What’s common when models overfit, though, is that the coefficients (the parameters) tend to become very large (either positive or negative, we’re talking only about the magnitude). So this is something to go by. Note that our model is trying to minimize the cost function. Therefore, an obvious way to minimize this overfitting problem is to include the coefficients (parameters) themselves in the cost function. When we do this, we’re using regularization.

There are several ways of adding the coefficients, with no real right or wrong way (okay, so there are some wrong ways, but we’ll not go there). Before we look at how we do this, a word of caution. Remember how in the least-squares cost function, we simply threw in a $\frac{1}{m}$ factor, and said it wouldn’t affect the values of the coefficients that we’d obtain? That held true there because when we set the derivative of the cost function to 0, multiplying this by a constant makes no difference to the values you obtain (this is a calculus concept, so if it went over your head, try understanding the gist of it). However, when we add regularization terms, this doesn’t hold true anymore. We also can’t simply throw a $\frac{1}{m}$ on the regularization term, either (we’ll see why shortly). The fix for this is simple, but important: perform feature scaling of some sort. We discussed this right after regression, and I showed examples in Python. Now that we’ve covered that, we can proceed.

Let’s start with the basics. Let’s take our linear regression model, and to the cost function, we’ll add the term $\lambda \sum_{i=0}^n |\Theta_i|$. Thus, we have $J(\Theta) = \frac{1}{2m}\sum_{i=1}^m \left( h(x^{(i)}) - y^{(i)} \right)^2 + \lambda \sum_{i=0}^n |\Theta_i|$

The $\lambda$ term controls how much we want to regularize the parameters. You can experiment with different values to find what works best. The above is called lasso regression (for those of you who are curious, lasso stands for “least absolute shrinkage and selection operator”). The regularization term we added, that is, the sum of the absolute values (ignoring the $\lambda$ term) is called the L1 norm. Although lasso regression was meant to be used with linear regression, you can also use it with generalized linear models.

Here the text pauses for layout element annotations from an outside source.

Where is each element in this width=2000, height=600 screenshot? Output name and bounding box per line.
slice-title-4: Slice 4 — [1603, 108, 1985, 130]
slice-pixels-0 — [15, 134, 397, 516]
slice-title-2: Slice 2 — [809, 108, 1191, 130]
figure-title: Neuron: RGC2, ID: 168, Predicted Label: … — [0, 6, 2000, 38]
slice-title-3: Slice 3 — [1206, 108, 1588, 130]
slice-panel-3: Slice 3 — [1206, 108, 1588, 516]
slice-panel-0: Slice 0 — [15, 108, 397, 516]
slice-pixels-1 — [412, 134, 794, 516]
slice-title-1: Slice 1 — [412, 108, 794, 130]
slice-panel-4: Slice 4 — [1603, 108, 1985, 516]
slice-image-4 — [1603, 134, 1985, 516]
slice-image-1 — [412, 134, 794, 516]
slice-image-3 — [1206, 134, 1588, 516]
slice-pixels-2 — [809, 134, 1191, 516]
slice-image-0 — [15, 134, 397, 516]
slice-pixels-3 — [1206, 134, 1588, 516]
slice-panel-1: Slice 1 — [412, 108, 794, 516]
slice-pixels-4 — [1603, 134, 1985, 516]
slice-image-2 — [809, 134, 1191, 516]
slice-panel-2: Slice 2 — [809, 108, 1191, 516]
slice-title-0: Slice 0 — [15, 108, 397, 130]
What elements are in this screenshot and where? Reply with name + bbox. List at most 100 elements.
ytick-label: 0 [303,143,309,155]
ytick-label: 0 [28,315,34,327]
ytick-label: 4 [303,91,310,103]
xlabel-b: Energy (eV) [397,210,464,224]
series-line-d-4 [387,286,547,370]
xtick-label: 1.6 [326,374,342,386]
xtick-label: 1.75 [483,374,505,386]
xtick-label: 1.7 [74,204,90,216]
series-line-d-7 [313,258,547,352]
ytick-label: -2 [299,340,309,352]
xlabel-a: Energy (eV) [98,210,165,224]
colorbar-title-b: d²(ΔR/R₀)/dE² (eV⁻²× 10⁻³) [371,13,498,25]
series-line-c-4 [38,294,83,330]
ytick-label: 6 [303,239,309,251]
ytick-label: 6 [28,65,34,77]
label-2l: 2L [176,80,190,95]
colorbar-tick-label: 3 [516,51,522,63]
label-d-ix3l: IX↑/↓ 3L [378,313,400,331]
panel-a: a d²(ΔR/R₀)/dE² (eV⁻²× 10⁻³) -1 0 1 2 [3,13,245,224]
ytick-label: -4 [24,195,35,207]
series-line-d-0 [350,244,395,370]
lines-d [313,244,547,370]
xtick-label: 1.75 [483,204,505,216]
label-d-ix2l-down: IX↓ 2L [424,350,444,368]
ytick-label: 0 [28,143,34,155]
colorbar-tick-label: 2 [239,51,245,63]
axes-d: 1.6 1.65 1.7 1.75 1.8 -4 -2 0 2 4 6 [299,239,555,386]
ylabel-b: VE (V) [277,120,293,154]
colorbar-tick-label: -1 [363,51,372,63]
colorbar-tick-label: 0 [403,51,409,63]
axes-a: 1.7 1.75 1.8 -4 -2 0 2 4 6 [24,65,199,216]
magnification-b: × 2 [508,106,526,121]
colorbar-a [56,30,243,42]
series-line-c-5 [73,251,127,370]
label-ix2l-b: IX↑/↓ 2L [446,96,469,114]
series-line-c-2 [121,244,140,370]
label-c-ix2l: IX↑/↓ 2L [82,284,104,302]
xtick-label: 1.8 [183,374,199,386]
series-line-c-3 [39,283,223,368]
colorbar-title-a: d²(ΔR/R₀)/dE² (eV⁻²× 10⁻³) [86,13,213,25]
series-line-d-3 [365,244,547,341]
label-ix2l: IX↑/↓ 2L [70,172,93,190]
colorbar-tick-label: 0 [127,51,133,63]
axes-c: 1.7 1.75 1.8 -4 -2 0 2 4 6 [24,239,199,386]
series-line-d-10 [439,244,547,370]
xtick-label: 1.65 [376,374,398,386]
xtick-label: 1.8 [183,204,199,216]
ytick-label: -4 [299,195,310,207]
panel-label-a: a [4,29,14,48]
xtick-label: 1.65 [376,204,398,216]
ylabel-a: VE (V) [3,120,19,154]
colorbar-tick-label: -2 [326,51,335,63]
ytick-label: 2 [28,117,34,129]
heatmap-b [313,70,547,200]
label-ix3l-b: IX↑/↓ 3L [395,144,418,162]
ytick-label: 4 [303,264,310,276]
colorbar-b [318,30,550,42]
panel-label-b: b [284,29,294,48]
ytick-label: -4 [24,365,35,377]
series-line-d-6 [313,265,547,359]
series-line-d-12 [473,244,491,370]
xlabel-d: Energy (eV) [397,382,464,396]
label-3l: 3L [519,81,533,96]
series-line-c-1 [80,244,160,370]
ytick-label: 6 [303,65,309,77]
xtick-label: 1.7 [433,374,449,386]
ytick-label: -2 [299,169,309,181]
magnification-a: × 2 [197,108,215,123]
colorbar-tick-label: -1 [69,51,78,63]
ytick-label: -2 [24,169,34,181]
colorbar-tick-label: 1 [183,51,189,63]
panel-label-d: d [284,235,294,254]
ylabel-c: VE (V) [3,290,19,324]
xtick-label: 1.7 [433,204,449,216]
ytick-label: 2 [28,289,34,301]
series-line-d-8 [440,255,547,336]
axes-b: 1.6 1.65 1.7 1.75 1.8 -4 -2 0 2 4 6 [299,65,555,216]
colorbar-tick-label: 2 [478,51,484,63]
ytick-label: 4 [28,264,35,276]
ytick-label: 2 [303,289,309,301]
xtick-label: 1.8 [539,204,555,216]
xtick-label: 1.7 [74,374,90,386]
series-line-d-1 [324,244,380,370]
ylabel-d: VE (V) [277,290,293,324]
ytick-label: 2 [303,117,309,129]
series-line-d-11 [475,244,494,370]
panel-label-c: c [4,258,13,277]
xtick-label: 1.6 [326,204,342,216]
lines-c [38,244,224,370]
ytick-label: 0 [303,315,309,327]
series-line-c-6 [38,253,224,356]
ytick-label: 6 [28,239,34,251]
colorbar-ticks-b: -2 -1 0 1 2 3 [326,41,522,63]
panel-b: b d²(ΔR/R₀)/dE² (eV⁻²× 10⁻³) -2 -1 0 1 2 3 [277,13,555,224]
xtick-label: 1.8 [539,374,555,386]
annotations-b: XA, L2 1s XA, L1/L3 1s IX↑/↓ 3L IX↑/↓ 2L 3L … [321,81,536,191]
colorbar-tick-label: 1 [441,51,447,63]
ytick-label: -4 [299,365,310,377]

We could also take the square of each $\Theta_i$ instead of the absolute value. When we do that, the resulting model is called ridge regression. In machine learning, the term weight decay has caught on better, because these regularization methods effectively cause the parameter values (or “weights”) to go down (or “decay”), resulting in a model that does not overfit. Concretely, the cost function is $J(\Theta) = \frac{1}{2m}\sum_{i=1}^m \left( h(x^{(i)}) - y^{(i)} \right)^2 + \frac{\lambda}{2} \sum_{i=0}^n \Theta_i^2$

We added the 2 in the denominator for the same mathematical convenience as for the ordinary least-squares cost function. This regularization term (again, without the $\lambda$ term is called the L2 norm. Instead of the summation term, you may instead see $\left \| \Theta \right \|$, which is the mathematical way of representing the L2 norm.

Implementing these is easy, because the terms are simple. Taking the derivatives of these is also easy, so I won’t give them a separate post. Instead, I’ll next discuss how to implement softmax regression with regularization.